Chancellor George Osborne is set to do battle with the International Monetary Fund next month over the credibility of his austerity plans to cut the UK’s fiscal deficit.
The IMF, which will arrive in London next month to make their annual assessment of the UK economy, this week expressed renewed concern over the health of UK economy with IMF chief economist Olivier Blanchard urging the UK to rethink its austerity policy in the face of weak growth.
Furthermore, IMF chief Christine Lagarde this week said the UK’s growth figures are “not particularly good” but she refused to be drawn on whether the UK should review its austerity policy.

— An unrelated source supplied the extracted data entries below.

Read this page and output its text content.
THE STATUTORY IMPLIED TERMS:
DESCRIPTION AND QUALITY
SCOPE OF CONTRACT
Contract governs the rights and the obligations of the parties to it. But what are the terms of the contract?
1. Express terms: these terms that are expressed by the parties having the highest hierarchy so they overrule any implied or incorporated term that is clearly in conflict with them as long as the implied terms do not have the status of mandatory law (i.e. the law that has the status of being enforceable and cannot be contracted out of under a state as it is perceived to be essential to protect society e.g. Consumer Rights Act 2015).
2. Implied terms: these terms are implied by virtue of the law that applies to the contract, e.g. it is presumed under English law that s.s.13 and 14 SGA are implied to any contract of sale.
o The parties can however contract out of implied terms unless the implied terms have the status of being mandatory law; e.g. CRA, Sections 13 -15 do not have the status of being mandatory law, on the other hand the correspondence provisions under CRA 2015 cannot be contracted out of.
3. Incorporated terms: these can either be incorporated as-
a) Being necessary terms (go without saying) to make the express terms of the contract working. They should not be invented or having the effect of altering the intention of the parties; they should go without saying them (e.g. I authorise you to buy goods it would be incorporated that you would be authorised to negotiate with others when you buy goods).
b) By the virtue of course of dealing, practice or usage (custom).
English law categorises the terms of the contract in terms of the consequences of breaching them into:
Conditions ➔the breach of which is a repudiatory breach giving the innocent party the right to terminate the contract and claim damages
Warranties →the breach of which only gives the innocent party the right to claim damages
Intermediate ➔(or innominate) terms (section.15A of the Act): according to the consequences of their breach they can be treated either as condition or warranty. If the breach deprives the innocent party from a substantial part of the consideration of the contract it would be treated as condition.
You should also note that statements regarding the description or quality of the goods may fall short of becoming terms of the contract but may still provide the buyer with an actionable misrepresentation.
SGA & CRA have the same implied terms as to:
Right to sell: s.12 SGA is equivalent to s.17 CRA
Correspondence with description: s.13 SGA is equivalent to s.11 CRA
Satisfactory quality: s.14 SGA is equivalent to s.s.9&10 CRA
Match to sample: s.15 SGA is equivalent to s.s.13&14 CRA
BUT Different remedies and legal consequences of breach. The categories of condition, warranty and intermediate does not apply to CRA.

However, the Financial Times reports Osborne will “aggressively” defend his policies and is prepared to ignore any IMF recommendations if necessary.
An aide close to Osborne told the Financial Times: “If they recommend we loosen fiscal policy, we won’t do it. We think they are wrong.”

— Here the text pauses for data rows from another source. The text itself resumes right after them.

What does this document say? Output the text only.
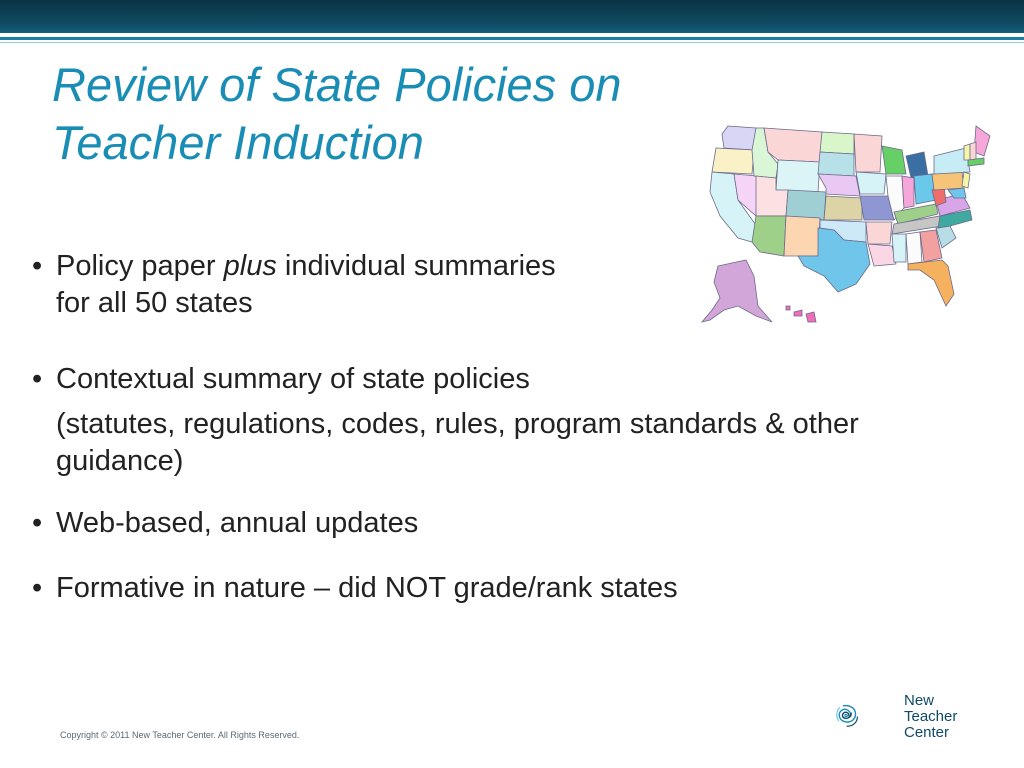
Review of State Policies on
Teacher Induction
• Policy paper plus individual summaries
for all 50 states
• Contextual summary of state policies
(statutes, regulations, codes, rules, program standards & other guidance)
• Web-based, annual updates
• Formative in nature – did NOT grade/rank states
Copyright © 2011 New Teacher Center. All Rights Reserved.
New
Teacher
Center
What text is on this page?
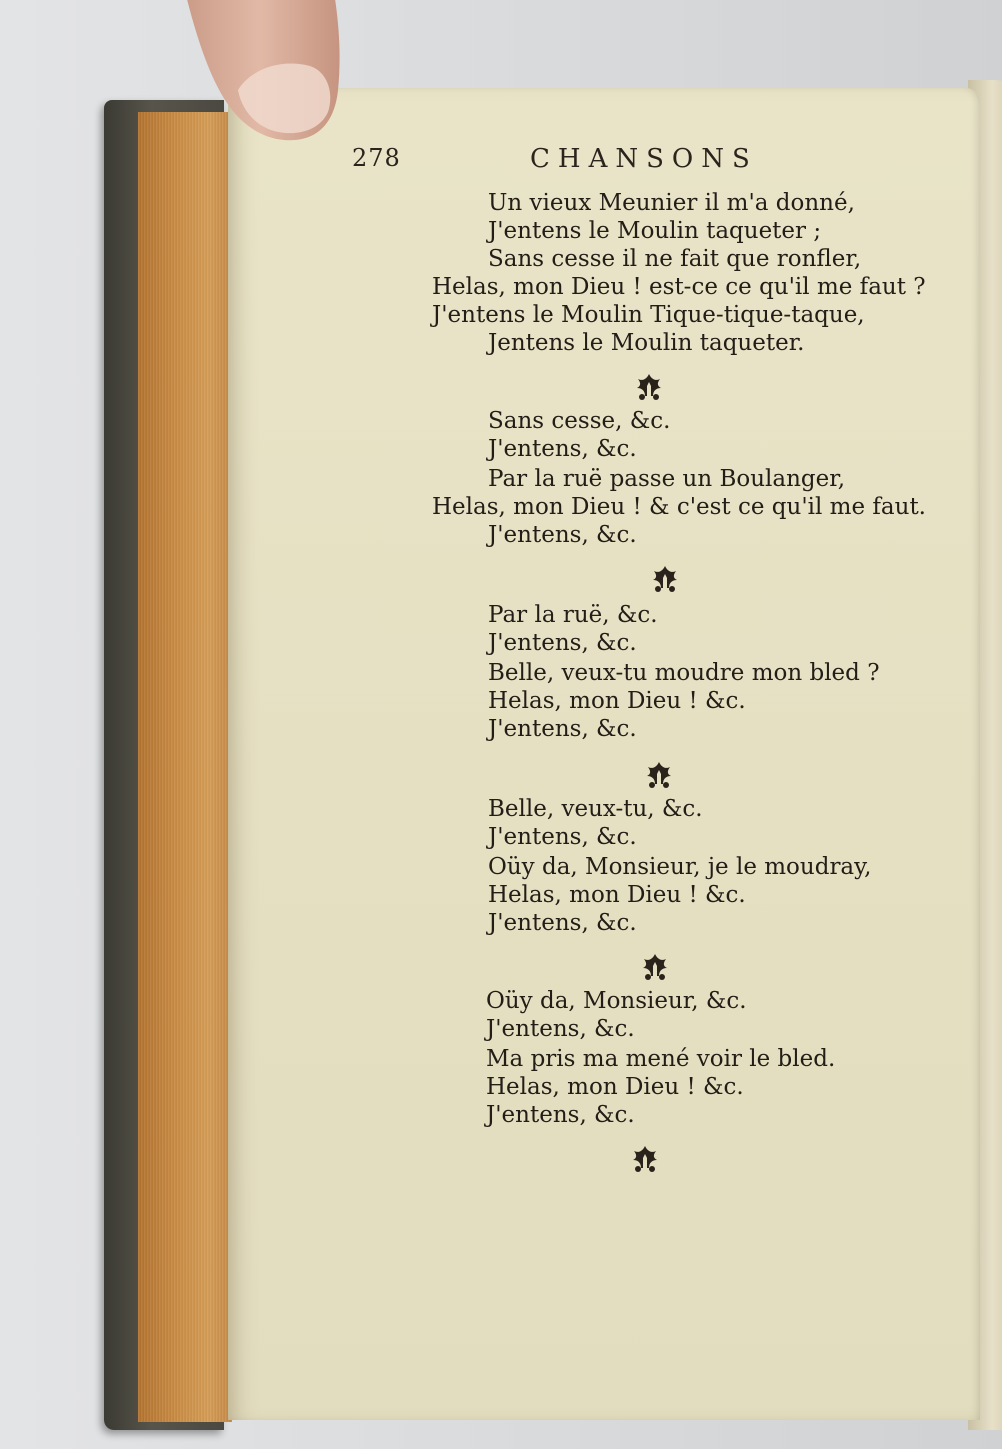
278	CHANSONS
Un vieux Meunier il m'a donné,
J'entens le Moulin taqueter ;
Sans cesse il ne fait que ronfler,
Helas, mon Dieu ! est-ce ce qu'il me faut ?
J'entens le Moulin Tique-tique-taque,
Jentens le Moulin taqueter.
Sans cesse, &c.
J'entens, &c.
Par la ruë passe un Boulanger,
Helas, mon Dieu ! & c'est ce qu'il me faut.
J'entens, &c.
Par la ruë, &c.
J'entens, &c.
Belle, veux-tu moudre mon bled ?
Helas, mon Dieu ! &c.
J'entens, &c.
Belle, veux-tu, &c.
J'entens, &c.
Oüy da, Monsieur, je le moudray,
Helas, mon Dieu ! &c.
J'entens, &c.
Oüy da, Monsieur, &c.
J'entens, &c.
Ma pris ma mené voir le bled.
Helas, mon Dieu ! &c.
J'entens, &c.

The Chancellor is said to think the IMF’s criticism is unfair as the UK’s 1 per cent fiscal contraction this year is in line with the fund’s general recommendations for advanced economies. He reportedly feels key officials want to criticise his “Plan A” as part of a proxy attack on US Republicans trying to force through fiscal tightening.
There has been speculation that Osborne may have an ally in the new Bank of England governor, former Bank of Canada governor Mark Carney, who will take up his role with the UK central bank in July.
Speaking at a conference in Washington, Carney appeared to back Osborne’s views on austerity, although he would not be drawn on the state of the UK economy.
In comments reported by the the BBC, Carney said: “[Central banks] can provide the conditions for growth… but they cannot deliver the long-term growth. That needs to come from true fiscal adjustment and fundamental structural reforms.”